The World Health Organization calls inequality in vaccination against Covid-19 a harsh reality

Geneva-. The Director-General of the World Health Organization (WHO), Tedros Adhanom Ghebreyesus, today described the inequality in the application of vaccines against Covid-19 as a harsh global reality.

Through a message on his Twitter profile, he stated that the rate of an epidemic booster dose in high-income countries is approaching the rate of initial doses in low-income countries.

The head of the World Health Organization warned that this injustice is costing lives and livelihoods and only prolonging disease, which linked recent analysis of existing data on the topic entitled “Equality in Vaccines” to little improvement.

The document, which compares the progress of national SARS-CoV-2 injection campaigns to World Bank income rates, said the poorest countries still lack immunization devices to fully protect health workers and the elderly.

In four graphs, it reflected inequality between rich and upper-middle-income countries, lower-middle-income countries, and low-income countries in administering vaccines to the total population.

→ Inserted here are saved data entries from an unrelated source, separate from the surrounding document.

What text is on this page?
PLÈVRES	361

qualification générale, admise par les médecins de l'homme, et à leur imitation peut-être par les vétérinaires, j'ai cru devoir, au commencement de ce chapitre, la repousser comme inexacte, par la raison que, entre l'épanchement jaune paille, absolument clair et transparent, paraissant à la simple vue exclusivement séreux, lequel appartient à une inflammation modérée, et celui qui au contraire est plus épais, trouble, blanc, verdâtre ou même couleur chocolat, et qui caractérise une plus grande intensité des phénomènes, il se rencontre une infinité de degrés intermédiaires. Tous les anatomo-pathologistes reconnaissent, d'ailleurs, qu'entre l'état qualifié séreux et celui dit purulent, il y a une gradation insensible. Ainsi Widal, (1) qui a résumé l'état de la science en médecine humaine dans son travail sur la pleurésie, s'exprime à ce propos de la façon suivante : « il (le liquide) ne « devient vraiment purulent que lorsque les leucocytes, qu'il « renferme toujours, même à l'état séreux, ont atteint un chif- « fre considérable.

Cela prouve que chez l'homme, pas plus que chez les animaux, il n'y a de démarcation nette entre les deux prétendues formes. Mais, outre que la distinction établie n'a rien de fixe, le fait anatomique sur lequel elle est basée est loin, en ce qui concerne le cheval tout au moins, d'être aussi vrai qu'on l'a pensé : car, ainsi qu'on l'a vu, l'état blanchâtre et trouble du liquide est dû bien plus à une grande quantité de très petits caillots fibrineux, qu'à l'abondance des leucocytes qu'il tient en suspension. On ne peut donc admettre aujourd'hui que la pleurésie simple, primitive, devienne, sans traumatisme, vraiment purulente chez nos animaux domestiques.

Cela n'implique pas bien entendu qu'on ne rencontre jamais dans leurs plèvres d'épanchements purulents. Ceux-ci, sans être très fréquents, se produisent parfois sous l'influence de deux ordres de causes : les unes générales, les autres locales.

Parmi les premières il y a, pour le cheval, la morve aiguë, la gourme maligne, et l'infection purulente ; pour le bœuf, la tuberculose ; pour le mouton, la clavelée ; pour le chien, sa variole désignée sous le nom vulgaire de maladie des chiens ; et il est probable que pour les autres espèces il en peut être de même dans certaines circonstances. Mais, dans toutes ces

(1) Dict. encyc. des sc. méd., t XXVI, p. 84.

He noted that the average coverage of anti-Covid-19 biopharmaceuticals in the poorest developing countries is only a fraction of what we observe in the rest of the world.

He explained that the richest part of the world has been hurting, unlike low-income countries, which are practically stagnating, while progress among low- and middle-income people has been very slow.

Unfortunately, the WHO assessment notes, we still see huge gaps caused by significant delays in vaccination participation among poor countries and continued poor vaccination coverage.